Stations of a Different Cross
R. And she has none to comfort her.
— from the 13th Station
I visited the 9/11 Memorial in lower Manhattan today, set on the footprint of the fallen towers. I'd not been there since the time I spent as a volunteer chaplain at St Paul's Chapel. The memorial is profoundly moving, in an appropriately secular way. But I could not help but think that this monument will serve as a kind of civic Way of the Cross to memorialize a great tragedy that befell this city, and the fields of Pennsylvania, and the Pentagon. Grief washes down into those dark shadowed pits, as the old Anglo-Saxon lament put it, "under night-helm." This morning's Hebrew Scripture reading at Morning Prayer told of the reaction of the people to the punishment of Dathan, Abiram and Korah, when they and their families went alive down into Sheol. Anger is not the best response to wrong, even great wrong. Anger continues to wound. Grief can heal.
Tobias Stanislas Haller BSG
4 comments:
I was there that day. the law firm I worked for as a computer network manager had its home office on the 85th floor of the north tower. I wasn't in the office at the time of impact because of bad subway service. My E train got stuck behind an F train with brake trouble in Queens. Normally I would have been there and in the computer room.

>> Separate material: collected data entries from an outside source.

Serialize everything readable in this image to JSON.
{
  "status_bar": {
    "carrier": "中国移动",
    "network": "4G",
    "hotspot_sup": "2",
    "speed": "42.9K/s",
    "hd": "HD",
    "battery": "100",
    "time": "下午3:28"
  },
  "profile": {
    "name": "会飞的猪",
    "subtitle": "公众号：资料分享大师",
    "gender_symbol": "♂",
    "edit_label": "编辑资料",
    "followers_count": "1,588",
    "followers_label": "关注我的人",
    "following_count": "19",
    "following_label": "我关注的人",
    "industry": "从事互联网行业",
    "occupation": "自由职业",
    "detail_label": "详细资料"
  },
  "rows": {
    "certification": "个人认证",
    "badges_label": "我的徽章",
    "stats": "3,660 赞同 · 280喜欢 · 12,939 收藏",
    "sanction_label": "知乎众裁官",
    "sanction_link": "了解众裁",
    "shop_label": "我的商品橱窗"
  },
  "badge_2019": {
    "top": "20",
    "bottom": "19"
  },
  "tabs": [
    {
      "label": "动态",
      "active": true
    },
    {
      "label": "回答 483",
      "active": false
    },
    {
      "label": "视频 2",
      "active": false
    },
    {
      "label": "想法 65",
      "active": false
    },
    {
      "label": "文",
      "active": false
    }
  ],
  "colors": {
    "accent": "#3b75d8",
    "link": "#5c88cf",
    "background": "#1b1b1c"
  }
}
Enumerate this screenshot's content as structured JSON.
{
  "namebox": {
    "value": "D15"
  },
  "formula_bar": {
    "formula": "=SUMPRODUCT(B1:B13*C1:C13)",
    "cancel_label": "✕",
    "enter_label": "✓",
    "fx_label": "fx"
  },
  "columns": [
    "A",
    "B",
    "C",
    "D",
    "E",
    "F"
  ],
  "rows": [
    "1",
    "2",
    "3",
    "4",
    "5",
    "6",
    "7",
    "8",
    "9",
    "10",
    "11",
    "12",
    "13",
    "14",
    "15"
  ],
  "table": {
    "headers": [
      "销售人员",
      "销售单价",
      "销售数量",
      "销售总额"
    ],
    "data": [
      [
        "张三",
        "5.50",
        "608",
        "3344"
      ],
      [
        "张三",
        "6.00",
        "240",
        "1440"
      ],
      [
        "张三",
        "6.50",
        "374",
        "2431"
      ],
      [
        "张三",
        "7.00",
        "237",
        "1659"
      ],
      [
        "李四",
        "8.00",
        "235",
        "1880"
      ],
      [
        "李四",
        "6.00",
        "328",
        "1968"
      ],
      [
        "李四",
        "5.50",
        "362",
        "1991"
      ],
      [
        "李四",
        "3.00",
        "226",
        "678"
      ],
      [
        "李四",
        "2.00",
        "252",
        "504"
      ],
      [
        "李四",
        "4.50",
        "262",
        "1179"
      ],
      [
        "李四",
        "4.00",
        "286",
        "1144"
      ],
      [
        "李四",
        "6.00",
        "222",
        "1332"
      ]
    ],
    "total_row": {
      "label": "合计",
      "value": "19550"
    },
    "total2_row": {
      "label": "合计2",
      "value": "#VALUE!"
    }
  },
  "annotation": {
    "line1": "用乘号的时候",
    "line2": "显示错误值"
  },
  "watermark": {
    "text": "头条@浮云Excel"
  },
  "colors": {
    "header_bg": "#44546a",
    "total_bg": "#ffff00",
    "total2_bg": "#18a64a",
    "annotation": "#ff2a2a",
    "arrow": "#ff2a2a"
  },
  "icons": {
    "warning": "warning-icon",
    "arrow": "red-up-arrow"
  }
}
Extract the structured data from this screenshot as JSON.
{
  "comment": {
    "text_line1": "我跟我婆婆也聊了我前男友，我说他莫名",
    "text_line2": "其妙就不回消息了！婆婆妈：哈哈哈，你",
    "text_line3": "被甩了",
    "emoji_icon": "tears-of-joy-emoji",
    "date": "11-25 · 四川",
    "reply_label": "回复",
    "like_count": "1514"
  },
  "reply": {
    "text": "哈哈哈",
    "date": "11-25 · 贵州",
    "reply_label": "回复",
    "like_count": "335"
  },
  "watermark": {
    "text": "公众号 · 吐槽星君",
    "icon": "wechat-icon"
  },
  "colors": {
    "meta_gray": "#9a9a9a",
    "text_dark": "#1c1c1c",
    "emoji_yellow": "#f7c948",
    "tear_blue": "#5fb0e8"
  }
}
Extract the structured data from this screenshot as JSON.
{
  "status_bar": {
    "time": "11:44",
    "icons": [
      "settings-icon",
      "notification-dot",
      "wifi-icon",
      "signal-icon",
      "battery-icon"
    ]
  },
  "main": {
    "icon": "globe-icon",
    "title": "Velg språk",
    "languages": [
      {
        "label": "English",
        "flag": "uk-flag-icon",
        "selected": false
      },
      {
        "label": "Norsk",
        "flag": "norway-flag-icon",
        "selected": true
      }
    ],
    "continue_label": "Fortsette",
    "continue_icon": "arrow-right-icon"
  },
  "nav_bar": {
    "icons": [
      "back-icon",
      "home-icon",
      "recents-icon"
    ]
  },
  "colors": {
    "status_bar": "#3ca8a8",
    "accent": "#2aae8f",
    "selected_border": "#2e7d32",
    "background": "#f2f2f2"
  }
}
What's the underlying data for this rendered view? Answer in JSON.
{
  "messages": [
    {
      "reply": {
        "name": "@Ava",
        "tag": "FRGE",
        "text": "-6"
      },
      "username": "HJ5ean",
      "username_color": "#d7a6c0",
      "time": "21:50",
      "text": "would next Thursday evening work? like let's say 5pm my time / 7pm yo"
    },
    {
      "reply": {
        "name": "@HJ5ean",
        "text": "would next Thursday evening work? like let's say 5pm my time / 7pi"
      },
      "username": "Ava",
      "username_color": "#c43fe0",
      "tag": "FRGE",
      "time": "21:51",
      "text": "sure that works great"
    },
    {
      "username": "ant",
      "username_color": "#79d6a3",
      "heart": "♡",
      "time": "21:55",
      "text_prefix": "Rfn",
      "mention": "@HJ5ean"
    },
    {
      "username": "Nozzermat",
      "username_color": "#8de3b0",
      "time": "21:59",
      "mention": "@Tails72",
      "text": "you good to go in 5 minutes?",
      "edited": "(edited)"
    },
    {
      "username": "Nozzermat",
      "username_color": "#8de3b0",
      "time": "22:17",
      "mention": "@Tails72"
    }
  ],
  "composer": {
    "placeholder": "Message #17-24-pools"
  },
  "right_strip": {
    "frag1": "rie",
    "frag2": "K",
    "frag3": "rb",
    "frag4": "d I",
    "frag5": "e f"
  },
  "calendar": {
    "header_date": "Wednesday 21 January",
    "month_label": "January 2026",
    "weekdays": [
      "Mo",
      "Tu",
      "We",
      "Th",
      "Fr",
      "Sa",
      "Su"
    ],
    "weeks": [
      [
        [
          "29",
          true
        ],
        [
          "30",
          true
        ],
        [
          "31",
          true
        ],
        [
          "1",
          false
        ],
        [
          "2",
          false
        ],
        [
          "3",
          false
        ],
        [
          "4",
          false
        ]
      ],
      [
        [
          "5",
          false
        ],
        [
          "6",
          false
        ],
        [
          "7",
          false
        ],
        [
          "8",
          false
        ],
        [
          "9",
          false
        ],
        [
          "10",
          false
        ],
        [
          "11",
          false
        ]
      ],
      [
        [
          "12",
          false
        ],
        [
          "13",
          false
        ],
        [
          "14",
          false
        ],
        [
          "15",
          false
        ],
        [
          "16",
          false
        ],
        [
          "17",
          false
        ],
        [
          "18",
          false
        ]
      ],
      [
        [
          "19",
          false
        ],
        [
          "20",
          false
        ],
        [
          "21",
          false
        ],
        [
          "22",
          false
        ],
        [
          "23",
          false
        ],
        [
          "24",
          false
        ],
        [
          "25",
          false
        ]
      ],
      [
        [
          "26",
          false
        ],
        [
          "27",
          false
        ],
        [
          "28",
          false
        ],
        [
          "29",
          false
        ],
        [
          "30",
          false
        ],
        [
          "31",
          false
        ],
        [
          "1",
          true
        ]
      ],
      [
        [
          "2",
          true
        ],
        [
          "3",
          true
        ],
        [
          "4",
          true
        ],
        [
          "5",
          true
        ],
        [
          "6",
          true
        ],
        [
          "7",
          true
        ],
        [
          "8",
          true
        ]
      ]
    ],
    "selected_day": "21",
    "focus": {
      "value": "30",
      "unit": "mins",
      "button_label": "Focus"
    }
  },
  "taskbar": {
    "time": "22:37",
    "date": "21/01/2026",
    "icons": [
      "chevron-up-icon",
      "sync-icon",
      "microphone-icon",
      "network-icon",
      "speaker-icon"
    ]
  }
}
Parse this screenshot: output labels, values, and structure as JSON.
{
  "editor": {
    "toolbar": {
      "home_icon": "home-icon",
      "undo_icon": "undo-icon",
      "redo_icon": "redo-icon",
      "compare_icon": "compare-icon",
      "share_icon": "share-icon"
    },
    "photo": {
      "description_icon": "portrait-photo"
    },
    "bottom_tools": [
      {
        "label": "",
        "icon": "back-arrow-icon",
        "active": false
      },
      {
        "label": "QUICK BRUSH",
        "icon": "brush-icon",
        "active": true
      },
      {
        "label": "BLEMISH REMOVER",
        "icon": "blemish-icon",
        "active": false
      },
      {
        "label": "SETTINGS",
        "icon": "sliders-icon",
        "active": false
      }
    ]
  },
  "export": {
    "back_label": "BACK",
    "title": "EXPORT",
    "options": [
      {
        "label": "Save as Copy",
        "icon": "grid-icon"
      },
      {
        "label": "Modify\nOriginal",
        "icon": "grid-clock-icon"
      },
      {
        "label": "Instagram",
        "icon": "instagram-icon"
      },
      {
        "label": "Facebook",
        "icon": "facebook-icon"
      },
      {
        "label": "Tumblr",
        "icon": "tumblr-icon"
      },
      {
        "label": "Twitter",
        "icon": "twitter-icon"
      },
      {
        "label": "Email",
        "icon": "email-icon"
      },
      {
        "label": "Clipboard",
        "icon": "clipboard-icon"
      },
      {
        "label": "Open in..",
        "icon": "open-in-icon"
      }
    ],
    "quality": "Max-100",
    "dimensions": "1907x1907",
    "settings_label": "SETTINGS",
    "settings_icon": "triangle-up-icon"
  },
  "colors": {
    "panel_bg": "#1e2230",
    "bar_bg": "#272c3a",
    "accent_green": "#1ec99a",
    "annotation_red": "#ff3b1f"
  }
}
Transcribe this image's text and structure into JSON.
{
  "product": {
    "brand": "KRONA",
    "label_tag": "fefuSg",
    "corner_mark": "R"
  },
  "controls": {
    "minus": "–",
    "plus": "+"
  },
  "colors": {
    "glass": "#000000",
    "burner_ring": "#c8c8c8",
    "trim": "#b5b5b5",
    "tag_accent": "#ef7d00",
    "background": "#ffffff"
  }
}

The Managing Partner was there sitting at his desk. When the plane hit (about 6 or 7 floors above our office) he said the building must have swayed 20 feet. The computer room had a lot of heavy equipment on shelves. With an impact like that it must have been a death trap.
A stalled subway train saved my life that morning.
By the time I got to the WTC stop the first plane had hit the building probably minutes before. On leaving the station we could all see the hole in the side of the building with some debris raining down.
Before I started heading uptown, I saw people jumping or falling from the floors above the impact. None of us there new what was really happening at the time, other than the fact that a plane had hit the building.
I had managed to get a few blocks north on Church St. when there was a huge explosion (the second plane). those of us on the street ducked into a Burger King to avoid the shrapnel; a second escape from harm.
That evening there was an ecumenical prayer service at the local Roman church. I was asked to lead the prayers.
I prayed, not only for the lost and the survivors, but for the hijackers as well. The souls of those who could commit such a monstrous act were, I felt, in the greater peril.
Thank you, Tobias, for a beautiful and moving reflection. I shared it on Facebook!
Thank you.
Thanks, all. Deacon C., I have a parishioner who had a similar experience. He worked in one of the concourse stores, but the day before was assigned to a different branch.
What flows and eddies of life preserve or end our lives? What unknown paths, invisible to us, limn out before, around us? All is in God's hand, our life, our death; all is under and within that life beyond life and death.